NEGROTTO, SOLEDAD; MALAVER, ELISA; PACIENZA, NATALIA; D’ATRI, LINA P; URDINEZ, PATRICIO; POZNER, ROBERTO G; GOMEZ, RICARDO M; SCHATTNER, MIRTA

Roma, Italia

Simposio; XIV International Symposium on Atherosclerosis; 2006

Objectives: Aspirin (ASA) and sodium salicylate (NaS) are widely drugs used to treat inflammation.
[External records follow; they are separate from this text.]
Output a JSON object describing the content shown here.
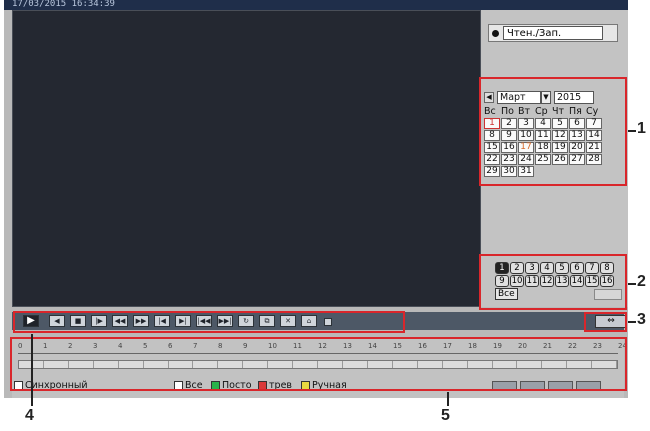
{
  "timestamp": "17/03/2015 16:34:39",
  "mode": {
    "label": "Чтен./Зап."
  },
  "calendar": {
    "month": "Март",
    "year": "2015",
    "weekdays": [
      "Вс",
      "По",
      "Вт",
      "Ср",
      "Чт",
      "Пя",
      "Су"
    ],
    "weeks": [
      [
        "1",
        "2",
        "3",
        "4",
        "5",
        "6",
        "7"
      ],
      [
        "8",
        "9",
        "10",
        "11",
        "12",
        "13",
        "14"
      ],
      [
        "15",
        "16",
        "17",
        "18",
        "19",
        "20",
        "21"
      ],
      [
        "22",
        "23",
        "24",
        "25",
        "26",
        "27",
        "28"
      ],
      [
        "29",
        "30",
        "31",
        "",
        "",
        "",
        ""
      ]
    ],
    "today": "17"
  },
  "channels": {
    "row1": [
      "1",
      "2",
      "3",
      "4",
      "5",
      "6",
      "7",
      "8"
    ],
    "row2": [
      "9",
      "10",
      "11",
      "12",
      "13",
      "14",
      "15",
      "16"
    ],
    "all_label": "Все"
  },
  "controls": {
    "play_icon": "play-icon",
    "icons": [
      "step-back-icon",
      "stop-icon",
      "step-forward-icon",
      "rewind-icon",
      "fast-forward-icon",
      "prev-file-icon",
      "next-file-icon",
      "slow-icon",
      "fast-icon",
      "refresh-icon",
      "snapshot-icon",
      "cut-icon",
      "save-icon"
    ]
  },
  "timeline": {
    "hours": [
      "0",
      "1",
      "2",
      "3",
      "4",
      "5",
      "6",
      "7",
      "8",
      "9",
      "10",
      "11",
      "12",
      "13",
      "14",
      "15",
      "16",
      "17",
      "18",
      "19",
      "20",
      "21",
      "22",
      "23",
      "24"
    ]
  },
  "legend": {
    "sync": "Синхронный",
    "all": "Все",
    "regular": "Посто",
    "alarm": "трев",
    "manual": "Ручная"
  },
  "colors": {
    "annotation": "#d9262b",
    "regular": "#29b34a",
    "alarm": "#d93a3a",
    "manual": "#e8d840"
  },
  "annotations": [
    "1",
    "2",
    "3",
    "4",
    "5"
  ]
}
During inflammation, several factors prolong polymorphonuclear leukocytes (PMN) survival. We examined whether salicylates interfere with PMN apoptosis. Methods: Apoptosis was assessed by cell staining with acridine orange and ethidium bromide (fluorescence microscopy) or with propidium iodide or annexin-V (flow cytometry). IkB alpha degradation was measured by western blot. Phagocytosis was quantified by May Grunwald-Giemsa. Results: PMN preincubation with ASA or NaS suppressed LPS (0.5ug/ml) (EC50: 1.35mM and 1.53mM) or IL-1 alpha (1.39mM and 1.28mM, n=6) prolonged PMN survival through inhibition of IkB alpha degradation. Although ASA and NaS did not trigger PMN death (1-3mM, n=5), both drugs significantly increased Zymosan-mediated apoptosis (15, 22, 28% of control, 1 and 3mM ASA or NaS, n=4). Indomethacin and ibuprofen did not inhibit LPS antiapoptotic activity (n=4). The cytokines-prolonged PMN survival was no longer observed in PMN from donors who had ingested ASA (2g, n=7). Using a thioglycolate-induced peritonitis model, we observed that in ASA or NaS-treated mice there was not only a decrease in the number of total cells recruited (1.3±0.3, 1.7±0.4 x106 cells/ml) but also an increase in both, percentage of apoptotic PMN (28±5, 23±2%) and enhanced macrophages phagocytosis (45±4, 48±6%) compared with controls (3.3±0.3, 9±2, 17±5 respectively, n=5). Conclusion: Another mechanism by which salicylates exert its antiinflammatory action is by shortening PMN life span.